Business leaders and industry experts have called on the Chancellor to cut taxes further and bring in fresh concessions to help revive the fortunes of the North Sea sector.
Aberdeen & Grampian Chamber of Commerce said tax reform was vital to lengthen the lifespan of the industry, which has come under intense pressure from the slump in oil prices and rising costs, leading to thousands of job losses.
In a letter to George Osborne, the Chamber urges the Treasury to take definitive action in Wednesday’s Budget and follow through on previous promises. It proposes a permanent reduction in the headline rate of tax, achieved by reducing the supplementary charge and petroleum revenue tax immediately by a minimum of 10 percentage points.
Chamber bosses also point to the severe impact that the low oil price is having across all sectors of the North-east economy, with a 15 per cent decrease in hotel occupancy rates and housing sales down by 14 per cent in the past 12 months.
James Bream, research and policy director at the Chamber, said: “We are a frontier basin, we believe we have the world’s best supply chain and the government must ensure we have the world’s most competitive tax regime.
“Change may not have an immediate impact but will be a signal of support and demonstrate an effort to increase investor confidence.
“The alternative is to do nothing which will have an equal and opposite impact on that confidence.”
The plea came as oil and gas experts at legal firm Pinsent Masons called for a comprehensive package of concessions to be unveiled by the Chancellor amid “unprecedented volatility in global oil prices”.
Measures including a reduction of corporation tax to bring the North Sea in line with wider UK industry have been mooted to ease the pressure on businesses grappling with a continued low oil price.
Osborne is under mounting pressure to unveil additional fiscal measures after the move to cut petroleum revenue tax, reduce the supplementary charge and launch a £20 million seismic survey fund during last year’s Budget were seen by many as inadequate. However, the Chancellor has already warned of deeper cuts to public spending amid a weakening of the economy.

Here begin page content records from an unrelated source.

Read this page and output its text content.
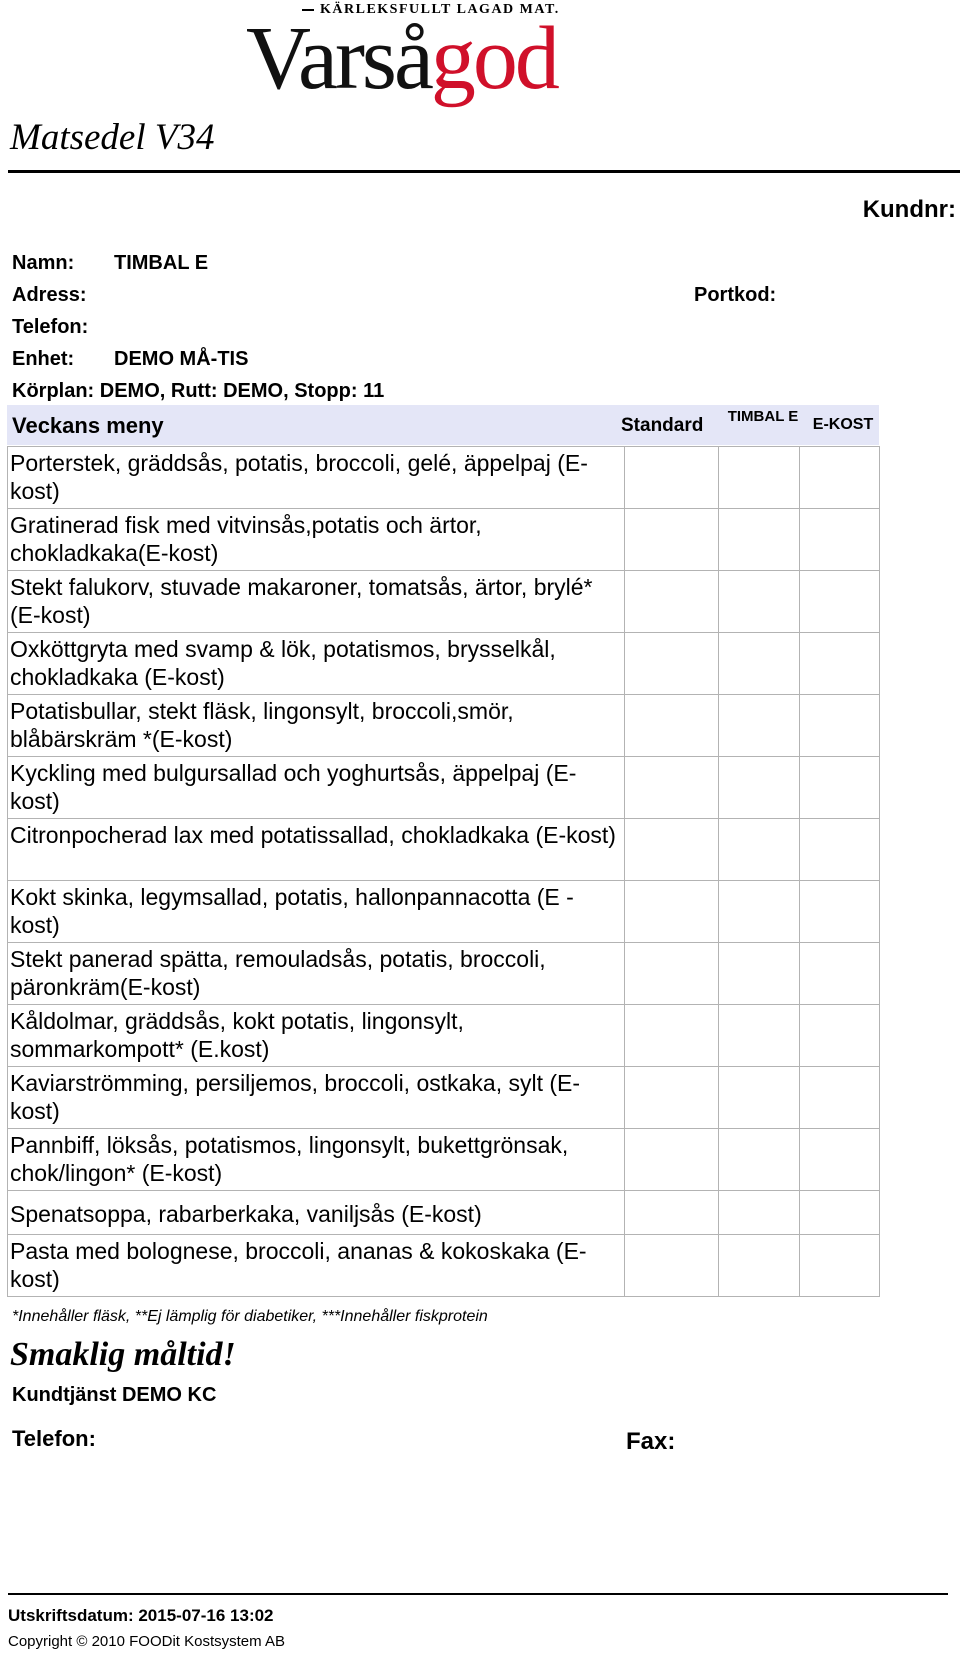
KÄRLEKSFULLT LAGAD MAT.
Varsågod
Matsedel V34
Kundnr:
Namn: TIMBAL E
Adress:	Portkod:
Telefon:
Enhet: DEMO MÅ-TIS
Körplan: DEMO, Rutt: DEMO, Stopp: 11
Veckans meny	Standard TIMBAL E E-KOST
Porterstek, gräddsås, potatis, broccoli, gelé, äppelpaj (E-kost)			
Gratinerad fisk med vitvinsås,potatis och ärtor, chokladkaka(E-kost)			
Stekt falukorv, stuvade makaroner, tomatsås, ärtor, brylé* (E-kost)			
Oxköttgryta med svamp & lök, potatismos, brysselkål, chokladkaka (E-kost)			
Potatisbullar, stekt fläsk, lingonsylt, broccoli,smör, blåbärskräm *(E-kost)			
Kyckling med bulgursallad och yoghurtsås, äppelpaj (E-kost)			
Citronpocherad lax med potatissallad, chokladkaka (E-kost)			
Kokt skinka, legymsallad, potatis, hallonpannacotta (E -kost)			
Stekt panerad spätta, remouladsås, potatis, broccoli, päronkräm(E-kost)			
Kåldolmar, gräddsås, kokt potatis, lingonsylt, sommarkompott* (E.kost)			
Kaviarströmming, persiljemos, broccoli, ostkaka, sylt (E-kost)			
Pannbiff, löksås, potatismos, lingonsylt, bukettgrönsak, chok/lingon* (E-kost)			
Spenatsoppa, rabarberkaka, vaniljsås (E-kost)			
Pasta med bolognese, broccoli, ananas & kokoskaka (E-kost)			
*Innehåller fläsk, **Ej lämplig för diabetiker, ***Innehåller fiskprotein
Smaklig måltid!
Kundtjänst DEMO KC
Telefon:	Fax:
Utskriftsdatum: 2015-07-16 13:02
Copyright © 2010 FOODit Kostsystem AB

Head of energy at Pinsent Masons, Bob Ruddiman, said: “Leaving aside the fact that many in the industry thought this package was woefully inadequate when crude was $60 a barrel, we are now in $30 a barrel territory.
“Without further concessions the UK faces a flight of capital, skills and technology which will not return. There is also a risk that the UK misses the opportunity to incentivise investment, and in so doing give rise to a golden era for export of UK technology and knowhow.
“That would be a loss not just to the UK economy and Exchequer, but to the world’s oil producing regions.”